Malgré le fond musical, l’ambiance était loin d’être festive le 23 novembre devant le siège yvelinois de l’Association pour adultes et jeunes handicapés (Apajh), à Guyancourt. Le personnel des quatre foyers Apajh des Yvelines – foyers des Saules à Magny-les-Hameaux, des Réaux à Élancourt, de la Plaine à Aubergenville et Le Manoir à Andrésy – était en grève afin de dénoncer les conditions salariales et de réclamer une revalorisation ainsi qu’une intégration à la prime Ségur (le personnel du médico-social dans le secteur privé en est pour l’instant exclu, Ndlr).
Ils sont aides médico-psychologiques (AMP), aides-soignants, éducateurs spécialisés, portaient l’inscription « en grève » sur leur masque, et avaient brandi des pancartes où l’on pouvait lire « Soignants épuisés, résidents en danger », « Soignants fatigués, salaire revalorisé », « Formés, diplômés, exploités et mal payés », « Soignants à bout, soutenez-nous », ou « Soignant pour la piqûre, soignant pour le Ségur ».
En une demi-journée, une trentaine de grévistes se sont mobilisés devant le siège. Parmi eux, Rachida, au foyer des Saules depuis plus de trois ans. « Ils nous ont dit qu’il y aurait une réunion le 15 janvier [au sujet de la prime], nous confie cette AMP syndiquée à la CFDT. Ils ont une réunion, mais ce n’est pas sûr qu’on l’aura. Ils nous disent : ‘‘Il faut patienter’’, mais on ne fait que ça, d’attendre. » Elle ajoute qu’au foyer des Saules, aucun titulaire n’a travaillé durant ce jour de grève, le service a été assuré par des vacataires.
Une manière aussi de pointer les manques d’effectifs. « On est normalement huit, mais vu qu’il y a pas mal de postes vacants, on se retrouve généralement à quatre ou cinq, évoque Rachida. On est censés être à trois le matin et deux l’après-midi minimum, mais des fois, on peut être deux, voire seuls. » Un phénomène directement lié aux conditions salariales. Selon l’AMP du foyer magnycois, les salariés gagnent autour de 1 300 euros nets mensuels, en comptant les primes du dimanche. « Personne ne veut venir travailler [ici], vu qu’il n’y a pas de prime Ségur, déplore-t-elle. Il y en a qui viennent, ils font une journée et repartent. Dès qu’ils voient les conditions par rapport au salaire, le travail qu’il y a à faire… ».
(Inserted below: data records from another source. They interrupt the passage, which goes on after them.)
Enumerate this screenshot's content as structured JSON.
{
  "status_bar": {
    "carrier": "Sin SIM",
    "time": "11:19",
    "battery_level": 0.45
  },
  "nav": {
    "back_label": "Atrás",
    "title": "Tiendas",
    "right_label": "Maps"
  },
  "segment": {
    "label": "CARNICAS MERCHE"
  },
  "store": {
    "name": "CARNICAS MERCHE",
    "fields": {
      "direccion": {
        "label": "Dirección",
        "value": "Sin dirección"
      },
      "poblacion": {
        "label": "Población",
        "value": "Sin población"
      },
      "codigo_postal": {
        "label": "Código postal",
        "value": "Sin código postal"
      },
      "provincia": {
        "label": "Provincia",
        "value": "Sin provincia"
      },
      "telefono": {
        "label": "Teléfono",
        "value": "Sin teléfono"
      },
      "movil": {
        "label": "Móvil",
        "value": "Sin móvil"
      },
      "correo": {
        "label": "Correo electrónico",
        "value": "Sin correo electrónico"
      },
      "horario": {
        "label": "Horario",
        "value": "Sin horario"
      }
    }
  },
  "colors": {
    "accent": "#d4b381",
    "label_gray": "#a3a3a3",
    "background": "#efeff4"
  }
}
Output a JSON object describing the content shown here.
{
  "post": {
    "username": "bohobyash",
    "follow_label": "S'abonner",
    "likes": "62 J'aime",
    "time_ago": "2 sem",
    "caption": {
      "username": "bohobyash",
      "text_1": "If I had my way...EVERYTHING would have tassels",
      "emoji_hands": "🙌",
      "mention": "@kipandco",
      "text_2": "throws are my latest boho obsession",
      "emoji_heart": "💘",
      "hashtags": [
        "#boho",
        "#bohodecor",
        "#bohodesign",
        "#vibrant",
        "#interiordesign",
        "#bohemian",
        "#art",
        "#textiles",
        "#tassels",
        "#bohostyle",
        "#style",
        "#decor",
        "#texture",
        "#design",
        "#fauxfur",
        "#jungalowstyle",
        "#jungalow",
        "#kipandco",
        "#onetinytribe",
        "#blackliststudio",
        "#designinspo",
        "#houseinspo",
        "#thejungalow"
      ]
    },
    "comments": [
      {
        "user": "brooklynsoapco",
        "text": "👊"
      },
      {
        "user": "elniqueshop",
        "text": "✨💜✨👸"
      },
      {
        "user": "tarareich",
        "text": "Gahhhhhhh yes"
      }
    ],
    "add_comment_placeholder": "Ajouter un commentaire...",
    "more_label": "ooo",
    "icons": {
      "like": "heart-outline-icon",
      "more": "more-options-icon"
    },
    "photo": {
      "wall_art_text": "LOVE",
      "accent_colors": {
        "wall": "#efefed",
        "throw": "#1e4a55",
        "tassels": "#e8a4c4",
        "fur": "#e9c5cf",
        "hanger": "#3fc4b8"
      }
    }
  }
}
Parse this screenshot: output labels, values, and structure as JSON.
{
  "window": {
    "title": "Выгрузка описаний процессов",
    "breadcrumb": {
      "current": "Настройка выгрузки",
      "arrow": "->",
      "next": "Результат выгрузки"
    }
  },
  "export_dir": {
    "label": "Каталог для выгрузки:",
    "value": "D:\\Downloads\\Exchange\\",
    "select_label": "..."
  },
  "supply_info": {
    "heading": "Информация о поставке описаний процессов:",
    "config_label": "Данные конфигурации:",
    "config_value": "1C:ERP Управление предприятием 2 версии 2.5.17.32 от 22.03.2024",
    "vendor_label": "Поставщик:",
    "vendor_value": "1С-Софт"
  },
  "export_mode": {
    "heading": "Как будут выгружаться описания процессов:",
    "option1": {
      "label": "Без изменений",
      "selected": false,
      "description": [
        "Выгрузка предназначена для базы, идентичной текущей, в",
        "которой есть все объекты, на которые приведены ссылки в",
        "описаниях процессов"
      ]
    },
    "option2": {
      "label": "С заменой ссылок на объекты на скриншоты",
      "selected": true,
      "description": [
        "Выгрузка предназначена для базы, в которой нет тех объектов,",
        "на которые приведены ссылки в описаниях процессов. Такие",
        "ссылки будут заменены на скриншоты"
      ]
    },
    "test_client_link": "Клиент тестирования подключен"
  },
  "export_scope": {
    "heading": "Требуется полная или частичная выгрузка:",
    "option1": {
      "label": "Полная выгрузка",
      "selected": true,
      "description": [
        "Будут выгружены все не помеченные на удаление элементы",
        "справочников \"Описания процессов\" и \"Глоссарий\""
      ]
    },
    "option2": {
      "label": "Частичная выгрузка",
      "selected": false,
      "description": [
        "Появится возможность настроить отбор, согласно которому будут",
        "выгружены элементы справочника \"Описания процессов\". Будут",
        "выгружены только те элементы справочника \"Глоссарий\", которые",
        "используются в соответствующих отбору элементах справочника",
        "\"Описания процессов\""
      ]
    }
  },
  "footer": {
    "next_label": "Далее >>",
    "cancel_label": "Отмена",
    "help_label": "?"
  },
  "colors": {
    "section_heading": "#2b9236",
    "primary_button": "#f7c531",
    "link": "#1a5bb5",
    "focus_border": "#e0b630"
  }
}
Elle fait état d’une vingtaine de départs en deux ans et parle d’une lourde charge « psychologiquement et physiquement », à la fois pour le personnel restant et les résidents, qui « en souffrent ». Même son de cloche chez Valérie, au foyer des Saules depuis 14 ans, et qui affirme n’avoir pas vu la situation s’améliorer depuis.
« Rien n’a changé, sauf des diminutions des journées associatives, par exemple, peste-t-elle. Au lieu d’avoir dix journées associatives par an, on est tombés à huit. Et ça, on nous l’a fait tomber comme ça. La plupart des salariés ne sont pas contents de leur travail […]. On bâcle. On est en sous-effectifs, donc on ne fait pas un travail de qualité, et c’est les résidents qui en subissent les conséquences. On se bat aussi pour eux. »
Sa collègue Mariam évoque elle le « ras-le-bol » au sein des équipes. « C’est la première fois qu’on fait grève. Là, on arrive à notre limite », abonde Rachida. Et la colère risque de ne pas s’estomper puisque, alors que des négociations avaient lieu à la mi-journée entre la direction et deux salariés de chaque foyer, ces derniers sont ressortis en rapportant n’avoir pas obtenu d’avancées satisfaisantes. « Ça a été un semblant de négociations, lance Lekmissi Mellouli, du foyer d’Aubergenville, devant les manifestants. « Je pense qu’on va durcir » le mouvement, assure-t-il, prévoyant des actions « plutôt sur décembre ». Rachida ne donne pas de date, mais annonce : « On va essayer de marquer le coup, ils ne vont pas s’y attendre. » Contactée, l’Apajh des Yvelines ne nous a pas répondu avant la mise sous presse de cette édition.